1) In your BTP Sub Account – set up an instance & application
The tutorial here will guide you with setting up an instance & an application. Once done successfully, you should see an application something like below.
DOX Application / Subscription
You should also see an instance, something like below.
Note: I found this a little confusing when I first started out, although to the initiated it may seem obvious. When you set up the Entitlements for Document Information Extraction, you will find the following service plans. You can set up Scene text only with the blocks_of_100 instance. For this blog post, I set up the application as well as I use the DOX UI application, but you can do without it if you prefer doing this entirely with API calls.
|1||default||Instance||Service plan intended for personal exploration|
|2||blocks_of_100||Instance||Service plan intended for productive usage|
|3||default (Application)||Application||Service plan intended for GUI based usage|
2) In your BTP Sub Account – Set up user roles
You will need the role “Document_Information_Extraction_UI_Templates_Admin” to be assigned to your user. This is a role required to manage the template and schema lifecycle, which you need in order to use the Scene Text feature. As you can tell, I have some other DOX roles assigned to myself as well.
3) In the DOX UI – Set up a Schema
Launch your DOX UI application. If you have the role assignments as described above, you will be able to see the Schema Configuration and Change Instance under Settings (see bottom left of page).
Select Schema Configuration
Click on Change Instance to ensure the correct instance is selected.
Click on Schema Configuration to create a new schema for Scene Text. Click on the Create button.
Enter details for the Schema as shown.
Enter Schema Details
Click on the newly created schema and click Activate. The status will change shortly from Passive to Active. This schema is now ready for use.
4) In the DOX UI – Set up a Template
In the navigation bar, select Template and click on the “+” sign to the far right.
5) In the DOX UI – Add the image
We can now start adding the images that we intend to extract the image from. I tried out several different kinds images and got decent responses. Click on Documents and on the “+” sign on far right to upload an image.

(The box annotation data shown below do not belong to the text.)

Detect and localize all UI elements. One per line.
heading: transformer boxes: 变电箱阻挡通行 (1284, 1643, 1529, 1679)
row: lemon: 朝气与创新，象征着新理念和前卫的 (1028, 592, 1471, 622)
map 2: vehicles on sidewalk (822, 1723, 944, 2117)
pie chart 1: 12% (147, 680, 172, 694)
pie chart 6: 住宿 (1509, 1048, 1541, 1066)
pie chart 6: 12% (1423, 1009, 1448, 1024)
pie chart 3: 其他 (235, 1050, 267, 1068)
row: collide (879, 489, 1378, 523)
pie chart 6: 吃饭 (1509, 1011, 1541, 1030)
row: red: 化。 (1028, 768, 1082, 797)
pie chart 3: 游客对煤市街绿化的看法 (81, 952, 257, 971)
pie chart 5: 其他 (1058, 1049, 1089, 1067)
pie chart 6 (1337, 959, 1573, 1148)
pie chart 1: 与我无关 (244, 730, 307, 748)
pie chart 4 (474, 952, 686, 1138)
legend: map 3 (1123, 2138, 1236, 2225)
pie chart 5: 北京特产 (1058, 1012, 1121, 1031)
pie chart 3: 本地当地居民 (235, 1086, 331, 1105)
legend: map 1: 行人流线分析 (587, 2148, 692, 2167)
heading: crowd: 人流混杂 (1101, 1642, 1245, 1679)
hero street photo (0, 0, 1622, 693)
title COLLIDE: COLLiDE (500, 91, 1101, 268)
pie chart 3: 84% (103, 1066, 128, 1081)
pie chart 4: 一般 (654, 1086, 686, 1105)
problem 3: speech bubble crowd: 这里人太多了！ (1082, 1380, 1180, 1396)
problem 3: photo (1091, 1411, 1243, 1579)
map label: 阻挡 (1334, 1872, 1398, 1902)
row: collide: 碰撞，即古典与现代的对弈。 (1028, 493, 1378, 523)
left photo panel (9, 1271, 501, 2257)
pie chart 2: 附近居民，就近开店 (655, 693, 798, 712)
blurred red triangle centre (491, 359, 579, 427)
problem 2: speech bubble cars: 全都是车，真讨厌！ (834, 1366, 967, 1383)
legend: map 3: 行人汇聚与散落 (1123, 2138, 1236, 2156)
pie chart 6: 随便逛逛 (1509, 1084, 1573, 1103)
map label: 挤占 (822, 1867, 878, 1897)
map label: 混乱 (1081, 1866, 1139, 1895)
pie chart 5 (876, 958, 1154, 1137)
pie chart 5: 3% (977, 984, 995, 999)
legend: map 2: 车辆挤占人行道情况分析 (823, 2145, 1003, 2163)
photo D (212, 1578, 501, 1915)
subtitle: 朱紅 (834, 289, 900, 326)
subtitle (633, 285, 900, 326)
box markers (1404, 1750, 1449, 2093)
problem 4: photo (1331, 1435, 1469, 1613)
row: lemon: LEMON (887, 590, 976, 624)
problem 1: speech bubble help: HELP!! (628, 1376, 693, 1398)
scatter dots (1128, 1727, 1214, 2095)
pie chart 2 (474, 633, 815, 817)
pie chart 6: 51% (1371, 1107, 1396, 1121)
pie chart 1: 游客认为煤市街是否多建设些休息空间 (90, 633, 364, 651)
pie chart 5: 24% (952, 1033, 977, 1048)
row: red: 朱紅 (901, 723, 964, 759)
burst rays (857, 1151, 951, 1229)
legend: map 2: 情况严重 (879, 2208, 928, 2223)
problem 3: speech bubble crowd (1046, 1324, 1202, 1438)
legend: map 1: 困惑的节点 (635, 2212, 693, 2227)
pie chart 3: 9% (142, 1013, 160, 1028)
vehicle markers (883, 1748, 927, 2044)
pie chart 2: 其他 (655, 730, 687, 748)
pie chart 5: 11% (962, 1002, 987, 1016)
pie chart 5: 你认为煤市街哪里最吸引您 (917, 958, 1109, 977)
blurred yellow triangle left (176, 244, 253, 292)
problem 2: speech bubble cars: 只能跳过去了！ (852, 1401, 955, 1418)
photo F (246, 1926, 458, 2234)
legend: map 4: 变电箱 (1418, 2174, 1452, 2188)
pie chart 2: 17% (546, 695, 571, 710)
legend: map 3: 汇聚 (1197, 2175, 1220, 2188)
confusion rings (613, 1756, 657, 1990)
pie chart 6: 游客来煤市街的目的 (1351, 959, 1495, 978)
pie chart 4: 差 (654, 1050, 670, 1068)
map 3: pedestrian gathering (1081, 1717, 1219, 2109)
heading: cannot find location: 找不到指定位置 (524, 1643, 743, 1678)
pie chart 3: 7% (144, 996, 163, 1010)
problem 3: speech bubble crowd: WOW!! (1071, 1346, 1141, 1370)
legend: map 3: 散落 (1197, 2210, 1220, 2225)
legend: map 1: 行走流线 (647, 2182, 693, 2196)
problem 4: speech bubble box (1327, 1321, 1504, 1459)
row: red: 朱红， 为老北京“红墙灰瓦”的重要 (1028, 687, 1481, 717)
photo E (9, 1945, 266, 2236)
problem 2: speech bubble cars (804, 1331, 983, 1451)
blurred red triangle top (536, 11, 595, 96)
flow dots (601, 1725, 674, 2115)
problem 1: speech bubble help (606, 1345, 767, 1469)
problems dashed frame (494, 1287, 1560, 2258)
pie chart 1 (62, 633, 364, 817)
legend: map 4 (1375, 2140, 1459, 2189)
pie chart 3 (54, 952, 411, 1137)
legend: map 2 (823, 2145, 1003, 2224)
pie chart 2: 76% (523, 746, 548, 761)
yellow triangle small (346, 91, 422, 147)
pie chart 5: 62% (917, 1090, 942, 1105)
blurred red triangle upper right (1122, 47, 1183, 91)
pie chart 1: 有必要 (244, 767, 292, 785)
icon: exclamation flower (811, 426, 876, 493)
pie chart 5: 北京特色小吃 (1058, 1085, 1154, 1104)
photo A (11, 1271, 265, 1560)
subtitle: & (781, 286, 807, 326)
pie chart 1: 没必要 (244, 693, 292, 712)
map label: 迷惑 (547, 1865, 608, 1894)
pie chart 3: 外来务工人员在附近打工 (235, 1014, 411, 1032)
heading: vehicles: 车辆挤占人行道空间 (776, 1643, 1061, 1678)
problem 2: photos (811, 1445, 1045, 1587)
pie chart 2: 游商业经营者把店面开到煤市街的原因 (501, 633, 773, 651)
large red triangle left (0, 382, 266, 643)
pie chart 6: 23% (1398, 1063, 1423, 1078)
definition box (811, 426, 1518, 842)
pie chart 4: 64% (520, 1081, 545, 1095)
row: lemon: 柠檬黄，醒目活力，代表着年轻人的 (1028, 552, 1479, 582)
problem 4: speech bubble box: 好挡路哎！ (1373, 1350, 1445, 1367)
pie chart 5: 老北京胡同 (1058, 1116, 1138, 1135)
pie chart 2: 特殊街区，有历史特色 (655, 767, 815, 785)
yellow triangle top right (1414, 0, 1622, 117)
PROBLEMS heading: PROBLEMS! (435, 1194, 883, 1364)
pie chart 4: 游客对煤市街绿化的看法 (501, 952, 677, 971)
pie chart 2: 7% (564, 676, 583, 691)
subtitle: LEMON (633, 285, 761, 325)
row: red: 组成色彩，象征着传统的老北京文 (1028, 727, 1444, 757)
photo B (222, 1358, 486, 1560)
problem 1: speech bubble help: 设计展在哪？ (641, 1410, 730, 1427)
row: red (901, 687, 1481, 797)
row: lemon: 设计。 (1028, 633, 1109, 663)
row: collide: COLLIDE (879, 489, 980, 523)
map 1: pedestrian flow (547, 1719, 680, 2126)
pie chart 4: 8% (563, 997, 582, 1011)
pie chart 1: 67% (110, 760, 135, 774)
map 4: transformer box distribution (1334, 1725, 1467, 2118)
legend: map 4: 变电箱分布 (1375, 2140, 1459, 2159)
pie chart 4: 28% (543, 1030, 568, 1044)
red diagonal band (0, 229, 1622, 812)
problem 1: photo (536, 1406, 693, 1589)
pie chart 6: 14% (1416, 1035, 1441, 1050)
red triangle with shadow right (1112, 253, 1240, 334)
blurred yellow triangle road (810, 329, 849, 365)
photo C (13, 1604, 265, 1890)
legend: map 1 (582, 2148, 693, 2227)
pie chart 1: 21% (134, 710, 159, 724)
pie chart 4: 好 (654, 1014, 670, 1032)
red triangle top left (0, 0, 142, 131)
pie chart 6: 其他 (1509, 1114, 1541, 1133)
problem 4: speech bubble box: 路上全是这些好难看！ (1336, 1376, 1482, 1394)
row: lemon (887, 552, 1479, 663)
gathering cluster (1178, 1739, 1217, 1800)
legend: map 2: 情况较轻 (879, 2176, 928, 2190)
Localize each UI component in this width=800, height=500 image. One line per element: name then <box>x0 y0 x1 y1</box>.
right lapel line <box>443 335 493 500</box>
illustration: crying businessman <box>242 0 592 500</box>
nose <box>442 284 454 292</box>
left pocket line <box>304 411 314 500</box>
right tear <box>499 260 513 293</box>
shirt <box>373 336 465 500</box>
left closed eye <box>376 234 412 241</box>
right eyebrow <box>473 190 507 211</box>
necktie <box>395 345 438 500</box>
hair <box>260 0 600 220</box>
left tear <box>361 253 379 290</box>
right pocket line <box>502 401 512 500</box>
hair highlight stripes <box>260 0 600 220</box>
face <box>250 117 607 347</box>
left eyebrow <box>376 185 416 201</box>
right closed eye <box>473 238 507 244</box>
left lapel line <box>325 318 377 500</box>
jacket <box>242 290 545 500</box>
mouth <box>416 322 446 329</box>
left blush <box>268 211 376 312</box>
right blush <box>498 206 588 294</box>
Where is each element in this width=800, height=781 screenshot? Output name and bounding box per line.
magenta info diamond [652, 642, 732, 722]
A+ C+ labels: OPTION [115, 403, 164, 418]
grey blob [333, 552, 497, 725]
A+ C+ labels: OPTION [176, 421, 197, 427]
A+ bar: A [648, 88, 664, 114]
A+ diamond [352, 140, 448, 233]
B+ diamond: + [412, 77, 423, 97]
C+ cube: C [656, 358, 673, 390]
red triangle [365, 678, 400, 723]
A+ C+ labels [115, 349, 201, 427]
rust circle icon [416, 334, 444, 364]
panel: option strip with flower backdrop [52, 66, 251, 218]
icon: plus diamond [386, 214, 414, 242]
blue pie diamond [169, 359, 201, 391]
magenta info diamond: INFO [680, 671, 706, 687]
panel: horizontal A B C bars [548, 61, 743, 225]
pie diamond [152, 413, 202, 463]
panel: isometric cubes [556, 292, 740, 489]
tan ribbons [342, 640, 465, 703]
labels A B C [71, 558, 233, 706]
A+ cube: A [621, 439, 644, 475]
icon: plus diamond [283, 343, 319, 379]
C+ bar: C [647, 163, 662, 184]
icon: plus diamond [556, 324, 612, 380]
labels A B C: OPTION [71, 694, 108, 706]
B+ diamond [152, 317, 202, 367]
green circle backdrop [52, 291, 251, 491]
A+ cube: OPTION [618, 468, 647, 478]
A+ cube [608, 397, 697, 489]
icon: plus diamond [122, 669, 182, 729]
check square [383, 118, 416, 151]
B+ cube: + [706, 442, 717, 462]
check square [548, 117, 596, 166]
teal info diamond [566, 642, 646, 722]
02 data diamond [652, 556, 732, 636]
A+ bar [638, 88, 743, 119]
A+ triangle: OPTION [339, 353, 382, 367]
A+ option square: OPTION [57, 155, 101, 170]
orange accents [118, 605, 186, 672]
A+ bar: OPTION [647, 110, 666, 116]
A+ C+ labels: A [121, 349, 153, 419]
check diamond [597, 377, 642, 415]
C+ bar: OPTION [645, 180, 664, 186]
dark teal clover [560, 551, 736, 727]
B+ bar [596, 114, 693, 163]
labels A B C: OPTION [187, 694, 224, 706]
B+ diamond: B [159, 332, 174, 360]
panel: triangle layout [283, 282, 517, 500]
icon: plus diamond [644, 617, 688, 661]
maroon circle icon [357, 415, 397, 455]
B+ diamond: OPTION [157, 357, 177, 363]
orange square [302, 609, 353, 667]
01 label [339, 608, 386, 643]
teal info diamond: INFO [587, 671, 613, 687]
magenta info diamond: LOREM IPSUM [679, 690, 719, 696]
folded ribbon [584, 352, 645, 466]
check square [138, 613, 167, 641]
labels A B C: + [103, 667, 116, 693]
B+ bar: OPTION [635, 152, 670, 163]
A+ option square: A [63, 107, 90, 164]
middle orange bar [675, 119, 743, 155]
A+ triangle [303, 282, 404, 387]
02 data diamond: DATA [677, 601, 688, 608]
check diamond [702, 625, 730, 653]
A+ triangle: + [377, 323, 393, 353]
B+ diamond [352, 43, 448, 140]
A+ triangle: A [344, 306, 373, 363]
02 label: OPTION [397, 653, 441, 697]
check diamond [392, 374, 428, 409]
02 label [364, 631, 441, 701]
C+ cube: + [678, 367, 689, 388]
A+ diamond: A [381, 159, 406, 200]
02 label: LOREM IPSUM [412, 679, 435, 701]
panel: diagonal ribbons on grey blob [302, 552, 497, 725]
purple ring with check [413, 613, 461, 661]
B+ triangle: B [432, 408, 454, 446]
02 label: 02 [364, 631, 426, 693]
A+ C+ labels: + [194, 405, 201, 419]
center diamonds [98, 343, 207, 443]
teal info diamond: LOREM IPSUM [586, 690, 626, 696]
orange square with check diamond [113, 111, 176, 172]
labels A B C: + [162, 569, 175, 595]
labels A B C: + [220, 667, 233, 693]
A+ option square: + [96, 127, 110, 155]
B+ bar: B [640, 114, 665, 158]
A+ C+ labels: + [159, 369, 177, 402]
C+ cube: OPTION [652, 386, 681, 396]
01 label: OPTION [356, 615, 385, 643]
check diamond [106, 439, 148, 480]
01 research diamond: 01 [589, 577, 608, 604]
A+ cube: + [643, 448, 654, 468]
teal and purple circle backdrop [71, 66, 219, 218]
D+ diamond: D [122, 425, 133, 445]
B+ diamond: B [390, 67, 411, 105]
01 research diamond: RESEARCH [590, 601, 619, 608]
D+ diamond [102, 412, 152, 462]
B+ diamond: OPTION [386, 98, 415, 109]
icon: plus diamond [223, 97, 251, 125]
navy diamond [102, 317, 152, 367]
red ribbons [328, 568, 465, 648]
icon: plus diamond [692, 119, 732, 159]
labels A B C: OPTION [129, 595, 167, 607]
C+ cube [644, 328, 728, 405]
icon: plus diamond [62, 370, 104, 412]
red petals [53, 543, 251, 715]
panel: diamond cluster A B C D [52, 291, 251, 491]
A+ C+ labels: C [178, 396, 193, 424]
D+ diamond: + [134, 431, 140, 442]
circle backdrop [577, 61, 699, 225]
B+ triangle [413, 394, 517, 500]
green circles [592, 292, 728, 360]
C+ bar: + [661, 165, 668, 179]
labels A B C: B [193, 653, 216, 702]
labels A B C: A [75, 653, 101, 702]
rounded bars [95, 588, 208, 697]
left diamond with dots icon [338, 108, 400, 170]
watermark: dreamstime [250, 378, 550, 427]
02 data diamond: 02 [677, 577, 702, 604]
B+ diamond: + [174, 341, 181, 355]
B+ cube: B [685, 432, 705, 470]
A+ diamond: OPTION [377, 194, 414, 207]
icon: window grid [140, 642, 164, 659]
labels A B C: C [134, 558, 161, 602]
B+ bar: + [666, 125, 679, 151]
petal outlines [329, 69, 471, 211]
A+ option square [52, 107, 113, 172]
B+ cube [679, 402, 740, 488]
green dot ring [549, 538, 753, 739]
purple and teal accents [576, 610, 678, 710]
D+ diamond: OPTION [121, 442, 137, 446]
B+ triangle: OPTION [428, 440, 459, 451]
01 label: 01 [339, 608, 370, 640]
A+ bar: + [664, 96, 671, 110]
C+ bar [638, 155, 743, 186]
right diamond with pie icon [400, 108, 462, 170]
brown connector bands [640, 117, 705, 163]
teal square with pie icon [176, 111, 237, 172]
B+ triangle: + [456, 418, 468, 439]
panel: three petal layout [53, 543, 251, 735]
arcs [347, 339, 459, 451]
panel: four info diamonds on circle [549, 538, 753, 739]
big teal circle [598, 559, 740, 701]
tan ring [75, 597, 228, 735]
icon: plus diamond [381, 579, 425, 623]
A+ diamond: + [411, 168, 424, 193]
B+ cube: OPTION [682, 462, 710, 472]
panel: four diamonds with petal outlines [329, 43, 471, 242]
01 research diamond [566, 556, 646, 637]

Select the document type & schema for Scene Text. Click on the “+” sign to upload an image.
Review your image & confirm upload.
The document will become ready shortly after and is now ready for external API’s to view extracted content.
Image ready (see use cases section for a closer view of picture)
6) In any API platform – Check the extracted response
I use Postman here. On our tutorials, we typically have steps using Swagger, so try that one out if you prefer Swagger.
Create a new Get request. Set up the URL as below:
<URL from BTP service key> + '/document-information-extraction/v1/document/jobs/' + <job ID per the DOX UI Application> + '/pages/text'
You will find the job ID in the URL of your document in the DOX ui application. This is the alphanumeric code that appears to the end of the URL and that I’ve highlighted in blue below.
Set up the Authorisation as below:
Set up Authorisation
There is no body to this call, so you can leave it as none. Hit send and you will see the extracted characters along with the bounding box coordinates. The highlighted text here shows the Container Seal ID extracted correctly.
I found the service quite easy to set up & start using. There are quite a few good blogs (like the one here) that explain how Rest API calls can be made from SAP Build Apps, our low code / no code mobile app development platform. You could run the calls in step 6 from SAP Build Apps and have a mobile app version of your business use case.